Принцессы ласк и упоения | страница 70
Когда зубы маленького грызуна вонзились в грудь бедной принцессы из шелка и блесток, она почувствовала, что силы покидают ее. На плиты темной часовни, как струя мягкой золы, посыпались волокна пушистого шелка, оборванные галуны и светлые блестки; самоцветные камни покатились, как хлебные зерна, и старый, изъеденный молью бархат знамени разорвался сверху донизу.
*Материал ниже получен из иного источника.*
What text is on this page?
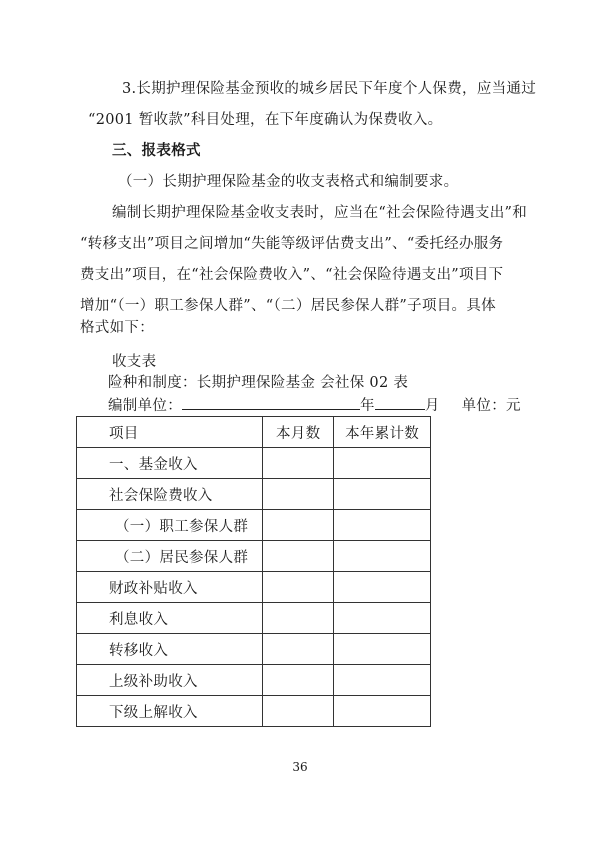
3.长期护理保险基金预收的城乡居民下年度个人保费，应当通过
“2001 暂收款”科目处理，在下年度确认为保费收入。
三、报表格式
（一）长期护理保险基金的收支表格式和编制要求。
编制长期护理保险基金收支表时，应当在“社会保险待遇支出”和
“转移支出”项目之间增加“失能等级评估费支出”、“委托经办服务
费支出”项目，在“社会保险费收入”、“社会保险待遇支出”项目下
增加“（一）职工参保人群”、“（二）居民参保人群”子项目。具体
格式如下：
收支表
险种和制度：长期护理保险基金 会社保 02 表
编制单位：	年	月 单位：元
项目	本月数	本年累计数
一、基金收入		
社会保险费收入		
（一）职工参保人群		
（二）居民参保人群		
财政补贴收入		
利息收入		
转移收入		
上级补助收入		
下级上解收入		
36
Так умерла принцесса Мандозиана за то, что послушалась коварных советов маленькой мышки.
Побежденная Ориана
Луна проникала в пещеру, бросая голубоватые блики на каменные стены с вкрапленной в них слюдой. Зыбкая завеса из плюща, местами усеянная, как звездами, крупными цветами повилики, закрывала вход плотной и гибкой сеткой листвы и цветов. Лесная прогалина и самый лес казались совершенно белыми от трепетных, белых лучей светила, дрожавших на белых кронах каштановых деревьев.
Своды грота, опиравшиеся на три базальтовых колонны, уходили в призрачный сумрак, и весь грот зарос омелой, жимолостью и высокими папоротниками со странно блестевшими зубчатыми листьями. Всюду, из трещин свода, из скважин колонн и пола выбивалась буйная растительность. Ежевика, шиповник, ползучий хмель, пушистая цикута и широкие лопухи с бледными бархатными листьями, — все это переплеталось, тянулось вверх, спускалось, обвивая друг друга, и ползло по мху, слабо трепеща дрожащими стеблями и жизнью соков под светлой голубизной луны, скользнувшей снаружи в темную пещеру.
Порой под каштанами слышался легкий шорох — дыхание спящего леса, потом ветерок летел дальше, вспугивая пташек в густой заросли кустарников, и громкое ржание прорывало безмолвие: табун диких кобылиц проносился галопом под потревоженными ветвями, и луна бросала причудливые узоры на их блестящие спины.
Лес был полон табунами этих кобылиц и вольных коней, они носились по нему во всех направлениях, с шумом ломая ветки. С развевающейся гривой и белой от пены грудью они скакали вслед за самым старым в табуне жеребцом, а в весенние ночи яростно дрались до зари, с ржанием кусая друг друга в брюхо: в кустах пугались птицы, робкие косули дрожали в чаще, и лес становился недоступен из-за охранявших его бесчисленных диких лошадей, готовых растоптать осмелившегося зайти в него человека.
Высокие папоротники и ежевика дремали в пещере, серебристые капельки искрились на листьях жимолости, освещенных луной. В сетке плюща цветы повилики, казалось, раскрывались шире и, как иней, белели в густой заросли зелени, под которой теперь загорались золотисто-красноватые и стальные отблески. И вдруг, среди хаоса колючек и лопухов, волшебным цветом расцвела целая нива мечей. То были кельтические мечи с огромными рукоятками, готские, обоюдоострые, прямые шпаги, сарацинские ятаганы с кривым лезвием, англо-саксонские копья и даже длинные франкские пики.